I've had open PRs for a year now:
Very straight forward changes. Emailed Ashley about helping with wasm-pack, no response (in response to https://github.com/rustwasm/wasm-pack/issues/928)
Updates to wasm-bindgen shouldn't require a change to wasm-pack. It should expose ways to pass arbitrary flags down
While having a webpack plugin is nice, I since gave up on wasm-pack & added a build-wasm to my package.json's scripts: https://github.com/serprex/openEtG/commit/9997fb098d168920bb...
This way if someone wants to contribute to openetg they don't need to install my wasm-pack fork. Ideally wasm-pack-plugin would skip wasm-pack & use wasm-bindgen directly
I do hope wasm-bindgen is able to be adequately resourced. It's a pleasure to program wasm modules in Rust
That's almost exactly what I'd expect from an optimal compiler.
Graviton2 has 3 scalar integer ALUs, and 2 128-bit. Scalar code can do 3 intops per cycle, x4 vector code can do 8. 8/3 is +67%. Intel processors have typically 4 scalar ALUs, and 3 vector units. 12/4 = 3x.
Zen has 4 units for 128-bit vectors, though until Zen3 not all units can do all operations, so the speedup in AMD land would be 2x-8x depending on application (although code doing brief 128-bit vector work would be limited by Zen having only 1 vector write port).
Pretty sure the "equivalent" is at least 10 times slower.
AMD64 CPUs don't have SIMD instructions multiplying 64-bit integers. The wasm32::u64x2_mul WASM function must be emulated somehow. The emulation gonna take many instructions and cycles.
Theoretically, yes. Practically, I think that’s a “sufficiently smart compiler” class of problems, insanely hard to solve. Especially given that WASM is a JIT compiler, it simply doesn’t have time for expensive optimizations.
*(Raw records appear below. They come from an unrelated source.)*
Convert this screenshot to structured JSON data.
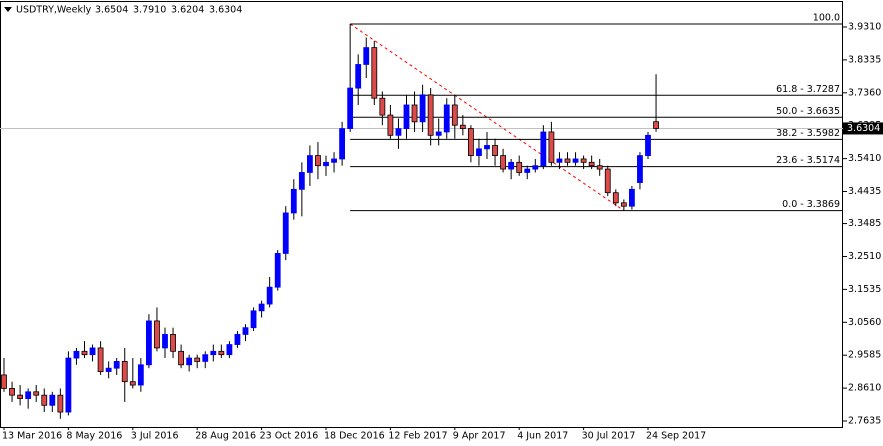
{
  "chart_data": {
    "type": "candlestick",
    "title": "USDTRY,Weekly",
    "header_ohlc": [
      "3.6504",
      "3.7910",
      "3.6204",
      "3.6304"
    ],
    "categories": [
      "13 Mar 2016",
      null,
      null,
      null,
      null,
      null,
      null,
      null,
      "8 May 2016",
      null,
      null,
      null,
      null,
      null,
      null,
      null,
      "3 Jul 2016",
      null,
      null,
      null,
      null,
      null,
      null,
      null,
      "28 Aug 2016",
      null,
      null,
      null,
      null,
      null,
      null,
      null,
      "23 Oct 2016",
      null,
      null,
      null,
      null,
      null,
      null,
      null,
      "18 Dec 2016",
      null,
      null,
      null,
      null,
      null,
      null,
      null,
      "12 Feb 2017",
      null,
      null,
      null,
      null,
      null,
      null,
      null,
      "9 Apr 2017",
      null,
      null,
      null,
      null,
      null,
      null,
      null,
      "4 Jun 2017",
      null,
      null,
      null,
      null,
      null,
      null,
      null,
      "30 Jul 2017",
      null,
      null,
      null,
      null,
      null,
      null,
      null,
      "24 Sep 2017",
      null
    ],
    "open": [
      2.9,
      2.86,
      2.84,
      2.83,
      2.85,
      2.84,
      2.81,
      2.84,
      2.79,
      2.95,
      2.97,
      2.96,
      2.98,
      2.91,
      2.92,
      2.94,
      2.88,
      2.87,
      2.93,
      3.06,
      2.98,
      3.02,
      2.97,
      2.93,
      2.95,
      2.94,
      2.96,
      2.97,
      2.96,
      2.99,
      3.02,
      3.04,
      3.09,
      3.11,
      3.16,
      3.26,
      3.38,
      3.45,
      3.5,
      3.55,
      3.52,
      3.53,
      3.54,
      3.63,
      3.75,
      3.82,
      3.87,
      3.72,
      3.67,
      3.61,
      3.63,
      3.7,
      3.65,
      3.73,
      3.61,
      3.62,
      3.7,
      3.64,
      3.63,
      3.55,
      3.57,
      3.58,
      3.55,
      3.51,
      3.53,
      3.5,
      3.51,
      3.52,
      3.62,
      3.53,
      3.54,
      3.53,
      3.54,
      3.53,
      3.52,
      3.51,
      3.44,
      3.41,
      3.4,
      3.47,
      3.55,
      3.6504
    ],
    "high": [
      2.95,
      2.88,
      2.87,
      2.86,
      2.87,
      2.86,
      2.85,
      2.86,
      2.97,
      2.98,
      3.0,
      2.99,
      3.0,
      2.94,
      2.95,
      2.98,
      2.95,
      2.95,
      3.08,
      3.1,
      3.04,
      3.04,
      2.99,
      2.96,
      2.96,
      2.97,
      2.99,
      2.99,
      3.0,
      3.03,
      3.05,
      3.1,
      3.12,
      3.19,
      3.27,
      3.4,
      3.48,
      3.53,
      3.58,
      3.59,
      3.55,
      3.56,
      3.65,
      3.94,
      3.85,
      3.9,
      3.89,
      3.74,
      3.7,
      3.66,
      3.73,
      3.74,
      3.76,
      3.75,
      3.66,
      3.72,
      3.73,
      3.67,
      3.64,
      3.6,
      3.62,
      3.6,
      3.57,
      3.54,
      3.55,
      3.52,
      3.54,
      3.64,
      3.65,
      3.56,
      3.56,
      3.56,
      3.55,
      3.55,
      3.54,
      3.52,
      3.45,
      3.42,
      3.46,
      3.56,
      3.62,
      3.791
    ],
    "low": [
      2.85,
      2.82,
      2.81,
      2.8,
      2.82,
      2.79,
      2.79,
      2.77,
      2.78,
      2.93,
      2.95,
      2.94,
      2.9,
      2.89,
      2.9,
      2.82,
      2.86,
      2.85,
      2.92,
      2.97,
      2.95,
      2.95,
      2.92,
      2.91,
      2.92,
      2.92,
      2.94,
      2.95,
      2.95,
      2.98,
      3.0,
      3.03,
      3.07,
      3.1,
      3.15,
      3.24,
      3.36,
      3.37,
      3.46,
      3.48,
      3.49,
      3.5,
      3.52,
      3.62,
      3.7,
      3.78,
      3.7,
      3.64,
      3.6,
      3.57,
      3.6,
      3.62,
      3.62,
      3.58,
      3.58,
      3.6,
      3.6,
      3.61,
      3.53,
      3.52,
      3.54,
      3.52,
      3.5,
      3.48,
      3.49,
      3.48,
      3.5,
      3.51,
      3.52,
      3.51,
      3.52,
      3.52,
      3.51,
      3.51,
      3.49,
      3.43,
      3.4,
      3.3869,
      3.39,
      3.45,
      3.54,
      3.6204
    ],
    "close": [
      2.86,
      2.84,
      2.83,
      2.85,
      2.84,
      2.81,
      2.84,
      2.79,
      2.95,
      2.97,
      2.96,
      2.98,
      2.91,
      2.92,
      2.94,
      2.88,
      2.87,
      2.93,
      3.06,
      2.98,
      3.02,
      2.97,
      2.93,
      2.95,
      2.94,
      2.96,
      2.97,
      2.96,
      2.99,
      3.02,
      3.04,
      3.09,
      3.11,
      3.16,
      3.26,
      3.38,
      3.45,
      3.5,
      3.55,
      3.52,
      3.53,
      3.54,
      3.63,
      3.75,
      3.82,
      3.87,
      3.72,
      3.67,
      3.61,
      3.63,
      3.7,
      3.65,
      3.73,
      3.61,
      3.62,
      3.7,
      3.64,
      3.63,
      3.55,
      3.57,
      3.58,
      3.55,
      3.51,
      3.53,
      3.5,
      3.51,
      3.52,
      3.62,
      3.53,
      3.54,
      3.53,
      3.54,
      3.53,
      3.52,
      3.51,
      3.44,
      3.41,
      3.4,
      3.45,
      3.55,
      3.61,
      3.6304
    ],
    "up_color": "#0000ff",
    "down_color": "#dd4a4a",
    "ylim": [
      2.7457,
      4.0051
    ],
    "yticks": [
      {
        "value": 3.931,
        "label": "3.9310"
      },
      3.8335,
      {
        "value": 3.736,
        "label": "3.7360"
      },
      3.6385,
      {
        "value": 3.541,
        "label": "3.5410"
      },
      3.4435,
      3.3485,
      {
        "value": 3.251,
        "label": "3.2510"
      },
      3.1535,
      {
        "value": 3.056,
        "label": "3.0560"
      },
      2.9585,
      {
        "value": 2.861,
        "label": "2.8610"
      },
      2.7635
    ],
    "current_price": 3.6304,
    "fibonacci": {
      "color": "#000000",
      "trend_color": "#ff0000",
      "levels": [
        {
          "value": 3.94,
          "label": "100.0"
        },
        {
          "value": 3.7287,
          "label": "61.8 - 3.7287"
        },
        {
          "value": 3.6635,
          "label": "50.0 - 3.6635"
        },
        {
          "value": 3.5982,
          "label": "38.2 - 3.5982"
        },
        {
          "value": 3.5174,
          "label": "23.6 - 3.5174"
        },
        {
          "value": 3.3869,
          "label": "0.0 - 3.3869"
        }
      ]
    }
  }
}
Integer SIMD is weird on AMD64. Even state of the art C++ compilers fail to emit optimal code for rather simple use cases. A trivial example is computing sum of bytes: I’m yet to see a compiler which would optimize that code into _mm_sad_epu8 / _mm_add_epi64 instructions.
Detecting every way of doing a 32-bit multiply with a 64-bit mul operator is impossible, yes. But there only needs to be one way of doing it that the compilers knows about, and then people can use that idiom.
It's not pretty, but it works. Compare the common scalar int rotate: x86 can do it in one instruction, but C doesn't have an operator for it. The way to do it in C is to use an idiom that optimizers are known to recognize.
Too much magic to my taste. If compiler will be doing that anyway, why not expose an intrinsic we can use? The SSE instruction in question is rather efficient to emulate on NEON, only takes two instructions, vmovn_u64 and vmull_u32.
It’s the same about scalar code. When I need to rotate an integer, I normally use intrinsics instead of relying on the compiler to optimize the code. Recently, C++ language even added these things in their standard library, <bit> header in C++/20.
IMO, relying on such compiler optimization is fragile in the long run, for 2 reasons.
1. These are undocumented implementation details. Compiler developers don’t make any guarantees they will continue to support these things in exactly the same way.
2. Most real-life software is developed by multiple people. It’s too easy for developers to neglect comments, and slightly change the code in a way which no longer has a shortcut in the compiler.